Şahsıma mektuplar (14) Şu BOP başkanlığım!

İki hafta geçti, seçim sonrası izleyeceğim rotayı hâlâ şekillendiremedim. Çaresizliğimden değil, hangi yöntem daha sonuç alıcı olur, ona bakıyorum.

Bugüne kadar en etkili güç, korkuydu! Korkutmak gibisi yok! İnsanı korkuttun mu, artık her şeyi korku olarak görür, akıl geride kalır. Kötü yanı, insan korkuttuğu kadar, korkuyor da! Onu engellemek zor.

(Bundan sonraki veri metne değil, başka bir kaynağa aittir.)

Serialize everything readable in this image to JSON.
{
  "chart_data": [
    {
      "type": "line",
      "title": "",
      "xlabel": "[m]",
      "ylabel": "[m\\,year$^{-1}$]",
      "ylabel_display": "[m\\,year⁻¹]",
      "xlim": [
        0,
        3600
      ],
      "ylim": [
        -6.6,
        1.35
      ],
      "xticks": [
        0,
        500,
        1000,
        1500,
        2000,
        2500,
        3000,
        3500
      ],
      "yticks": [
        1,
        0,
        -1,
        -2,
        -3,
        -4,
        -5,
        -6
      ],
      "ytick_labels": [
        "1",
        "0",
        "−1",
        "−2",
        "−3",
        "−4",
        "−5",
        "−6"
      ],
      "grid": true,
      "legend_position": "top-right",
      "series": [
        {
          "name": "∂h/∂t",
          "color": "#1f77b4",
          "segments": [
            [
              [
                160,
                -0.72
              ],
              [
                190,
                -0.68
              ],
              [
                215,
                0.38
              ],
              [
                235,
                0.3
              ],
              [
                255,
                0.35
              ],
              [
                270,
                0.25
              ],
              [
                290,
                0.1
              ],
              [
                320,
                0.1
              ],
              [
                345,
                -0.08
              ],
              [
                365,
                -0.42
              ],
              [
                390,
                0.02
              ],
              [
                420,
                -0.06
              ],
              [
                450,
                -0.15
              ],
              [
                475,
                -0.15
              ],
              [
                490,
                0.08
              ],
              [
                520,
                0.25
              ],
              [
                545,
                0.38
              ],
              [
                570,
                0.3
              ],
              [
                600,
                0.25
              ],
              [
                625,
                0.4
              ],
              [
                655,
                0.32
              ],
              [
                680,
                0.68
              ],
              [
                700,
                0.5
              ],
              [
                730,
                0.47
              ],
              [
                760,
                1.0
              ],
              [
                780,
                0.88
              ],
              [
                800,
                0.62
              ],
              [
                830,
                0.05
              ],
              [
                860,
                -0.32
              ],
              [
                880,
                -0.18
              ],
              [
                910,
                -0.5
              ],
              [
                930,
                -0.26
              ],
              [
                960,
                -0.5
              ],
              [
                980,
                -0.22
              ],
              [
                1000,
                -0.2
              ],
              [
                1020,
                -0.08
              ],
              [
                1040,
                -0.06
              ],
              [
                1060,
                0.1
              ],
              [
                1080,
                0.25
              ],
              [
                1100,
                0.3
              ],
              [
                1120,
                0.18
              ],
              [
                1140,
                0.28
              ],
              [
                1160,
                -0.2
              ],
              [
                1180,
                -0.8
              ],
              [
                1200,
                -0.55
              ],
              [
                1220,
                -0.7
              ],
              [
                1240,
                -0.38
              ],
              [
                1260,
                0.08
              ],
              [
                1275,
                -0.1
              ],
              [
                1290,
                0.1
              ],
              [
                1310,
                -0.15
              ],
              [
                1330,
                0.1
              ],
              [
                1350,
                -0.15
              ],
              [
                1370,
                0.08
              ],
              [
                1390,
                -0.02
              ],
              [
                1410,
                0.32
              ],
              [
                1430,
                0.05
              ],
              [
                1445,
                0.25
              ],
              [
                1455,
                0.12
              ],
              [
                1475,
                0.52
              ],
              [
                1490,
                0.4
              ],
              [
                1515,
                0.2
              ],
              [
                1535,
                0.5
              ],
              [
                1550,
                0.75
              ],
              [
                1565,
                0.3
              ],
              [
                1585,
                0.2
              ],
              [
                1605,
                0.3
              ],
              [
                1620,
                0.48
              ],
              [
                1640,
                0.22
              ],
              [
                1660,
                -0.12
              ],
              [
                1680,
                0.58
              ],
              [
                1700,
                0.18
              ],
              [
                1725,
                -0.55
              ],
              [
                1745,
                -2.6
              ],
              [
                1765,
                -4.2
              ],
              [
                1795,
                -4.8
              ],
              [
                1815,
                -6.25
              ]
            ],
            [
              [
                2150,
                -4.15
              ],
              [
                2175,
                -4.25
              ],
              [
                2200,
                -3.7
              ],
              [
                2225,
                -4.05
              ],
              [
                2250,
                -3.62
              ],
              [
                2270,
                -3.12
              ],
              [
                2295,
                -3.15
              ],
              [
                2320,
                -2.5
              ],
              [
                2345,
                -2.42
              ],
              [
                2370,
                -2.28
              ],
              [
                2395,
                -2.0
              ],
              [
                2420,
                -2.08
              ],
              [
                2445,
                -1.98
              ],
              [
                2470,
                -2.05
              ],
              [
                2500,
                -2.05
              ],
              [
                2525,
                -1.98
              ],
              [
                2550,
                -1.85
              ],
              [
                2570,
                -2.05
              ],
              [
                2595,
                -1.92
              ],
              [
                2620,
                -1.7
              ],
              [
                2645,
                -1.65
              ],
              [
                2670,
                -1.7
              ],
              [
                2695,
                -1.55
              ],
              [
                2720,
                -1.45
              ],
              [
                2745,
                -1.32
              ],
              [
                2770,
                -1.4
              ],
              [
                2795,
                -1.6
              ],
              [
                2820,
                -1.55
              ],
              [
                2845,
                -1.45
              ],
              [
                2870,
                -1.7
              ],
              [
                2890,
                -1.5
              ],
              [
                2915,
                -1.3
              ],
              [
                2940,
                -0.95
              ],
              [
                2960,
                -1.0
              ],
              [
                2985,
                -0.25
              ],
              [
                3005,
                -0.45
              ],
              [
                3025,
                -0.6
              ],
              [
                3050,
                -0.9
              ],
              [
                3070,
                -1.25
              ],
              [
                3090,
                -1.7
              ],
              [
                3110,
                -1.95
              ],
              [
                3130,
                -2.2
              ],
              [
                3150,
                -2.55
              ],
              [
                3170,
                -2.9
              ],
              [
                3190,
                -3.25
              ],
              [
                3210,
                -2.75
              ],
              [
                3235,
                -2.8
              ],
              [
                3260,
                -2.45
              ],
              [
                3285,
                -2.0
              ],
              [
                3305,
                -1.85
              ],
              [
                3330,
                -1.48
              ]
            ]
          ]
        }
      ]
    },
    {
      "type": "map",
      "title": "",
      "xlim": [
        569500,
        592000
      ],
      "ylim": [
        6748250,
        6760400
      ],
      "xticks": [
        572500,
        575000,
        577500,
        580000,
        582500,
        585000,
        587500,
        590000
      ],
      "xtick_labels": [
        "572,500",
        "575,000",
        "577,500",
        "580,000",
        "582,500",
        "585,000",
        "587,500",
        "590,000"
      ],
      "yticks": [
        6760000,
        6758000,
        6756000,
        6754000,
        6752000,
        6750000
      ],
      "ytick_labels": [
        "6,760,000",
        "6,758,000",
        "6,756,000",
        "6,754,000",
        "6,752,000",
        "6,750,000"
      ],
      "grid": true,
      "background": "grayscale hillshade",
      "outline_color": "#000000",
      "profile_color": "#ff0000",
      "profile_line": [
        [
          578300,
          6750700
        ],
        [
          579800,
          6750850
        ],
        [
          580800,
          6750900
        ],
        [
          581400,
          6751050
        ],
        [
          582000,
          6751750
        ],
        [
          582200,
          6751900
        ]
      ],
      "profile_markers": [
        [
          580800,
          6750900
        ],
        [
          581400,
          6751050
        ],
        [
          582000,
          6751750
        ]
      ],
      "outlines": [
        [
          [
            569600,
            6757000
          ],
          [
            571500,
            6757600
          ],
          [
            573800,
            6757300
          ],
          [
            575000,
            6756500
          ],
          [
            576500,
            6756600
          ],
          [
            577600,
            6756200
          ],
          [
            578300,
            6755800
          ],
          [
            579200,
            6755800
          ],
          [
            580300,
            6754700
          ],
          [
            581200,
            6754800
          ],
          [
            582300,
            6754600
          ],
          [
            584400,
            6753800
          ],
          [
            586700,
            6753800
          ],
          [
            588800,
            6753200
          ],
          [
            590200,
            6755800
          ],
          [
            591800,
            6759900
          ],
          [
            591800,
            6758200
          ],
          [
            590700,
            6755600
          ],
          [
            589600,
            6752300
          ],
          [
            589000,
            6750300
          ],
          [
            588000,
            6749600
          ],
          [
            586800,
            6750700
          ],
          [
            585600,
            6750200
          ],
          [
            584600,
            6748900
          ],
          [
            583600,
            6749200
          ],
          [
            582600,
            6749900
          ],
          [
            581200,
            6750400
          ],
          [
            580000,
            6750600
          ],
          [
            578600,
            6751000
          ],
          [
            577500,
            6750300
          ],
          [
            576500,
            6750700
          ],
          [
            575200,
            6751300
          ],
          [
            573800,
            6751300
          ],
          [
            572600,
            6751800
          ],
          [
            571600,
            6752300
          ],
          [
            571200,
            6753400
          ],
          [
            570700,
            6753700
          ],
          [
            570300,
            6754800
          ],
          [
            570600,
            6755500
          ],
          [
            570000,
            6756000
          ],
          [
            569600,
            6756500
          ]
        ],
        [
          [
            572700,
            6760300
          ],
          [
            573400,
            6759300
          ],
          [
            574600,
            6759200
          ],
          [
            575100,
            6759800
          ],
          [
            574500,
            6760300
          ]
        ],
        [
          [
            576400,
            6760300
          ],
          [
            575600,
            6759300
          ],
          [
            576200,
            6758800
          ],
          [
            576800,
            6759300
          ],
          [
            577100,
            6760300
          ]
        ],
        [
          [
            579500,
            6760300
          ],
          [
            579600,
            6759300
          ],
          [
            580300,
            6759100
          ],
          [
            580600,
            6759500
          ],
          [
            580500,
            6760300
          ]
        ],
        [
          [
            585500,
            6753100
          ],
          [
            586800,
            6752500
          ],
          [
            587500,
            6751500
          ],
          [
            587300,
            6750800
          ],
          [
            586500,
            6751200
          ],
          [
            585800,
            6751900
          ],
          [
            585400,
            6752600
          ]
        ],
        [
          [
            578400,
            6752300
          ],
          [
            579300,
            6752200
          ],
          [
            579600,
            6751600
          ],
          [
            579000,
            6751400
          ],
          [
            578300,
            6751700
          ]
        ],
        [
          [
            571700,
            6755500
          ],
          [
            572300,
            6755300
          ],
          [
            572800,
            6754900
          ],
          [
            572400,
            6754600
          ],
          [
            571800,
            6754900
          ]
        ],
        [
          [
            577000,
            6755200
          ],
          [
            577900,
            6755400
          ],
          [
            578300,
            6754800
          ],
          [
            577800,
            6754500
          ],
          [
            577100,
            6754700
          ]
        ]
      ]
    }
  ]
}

Seçimlerden üç gün önce ABD Başkanı Biden'ın şahsıma randevu verdiğini açıklaması iyi oldu da seçime etkisi olmadı.

Bunlar mektupta yazılacak şeyler değil ama seçimin son on günü değişen hava bir hafta daha uzasaydı Gaziantep'ten Malatya'ya pek çok yeri daha kaybederdim.

Her şey tepetaklak gitti. Ne kadar geri döndürülür, kestiremiyorum!

Partide her şey benim! Bu tartışılamaz, şu kötü:

Her şeyi de benden bekliyorlar!

Bugüne kadar başarıyla getirdiğim BOP eş başkanlığını bundan sonra nasıl aynı başarıyla sürdürebilirim Bütün mesele bu!

7 Ekim'de Hamas'ın Gazze'den İsrail hedeflerine vurmaya başlaması, İsrail'in buna verdiği sert yanıt benim için dengelenmesi zor bir şey değildi!

İsrail'in şahsıma olan sonsuz güvenini hiç boşa çıkarmadım. En son ne demişlerdi:

"Aleyhimize istediğin kadar demeç ver, yeter ki çıkarlarımıza dokunma!"

Ben de aynen bunu yaptım.

Ancak yalanın raf ömrünün çok kısa olması canımı sıkıyor. Ne güzel "limanda ticaret meydanda lanet" dengesini tutturmuştum. Ticaret Bakanım Ömer Bolat'a dedim ki:

"Bol bol at Ömer Bolat... Tutan tutar, tutmayanın yerine yama yaparız..."

İsrail'le ticaretin devam ettiği haberlerine hemen Bolat karşılık verdi:

"Giden malların çoğu Filistin'e..."

Ne güzel, "Siz Filistin'le ticarete karşı mısınız" diyecektim ki...

TÜİK bu ticaretin sadece yüzde 4'ünün Filistin'e olduğunu açıkladı.

Bunun üzerine hemen, "İhracat zaten azaldı" açıklaması yaptık. Birkaç gün sonra rakamlar bunu da yalanladı!

İsrail'e silah yapımında kullanılan malzeme satıldı iddialarına, "Özel sektör ticaret yapar, biz onlara karışamayız" dedik. Liste yayımlandı, Eti Bor da satışta!

O Eti Bor da petibör bisküvi diyelim dedim, yemezler dediler.

Çareyi İsrail'le ticareti kısıtladığımı, 54 ürünün satışını yasakladığımı ilan etmekte buldum. Bunların arasında jet yakıtı da vardı.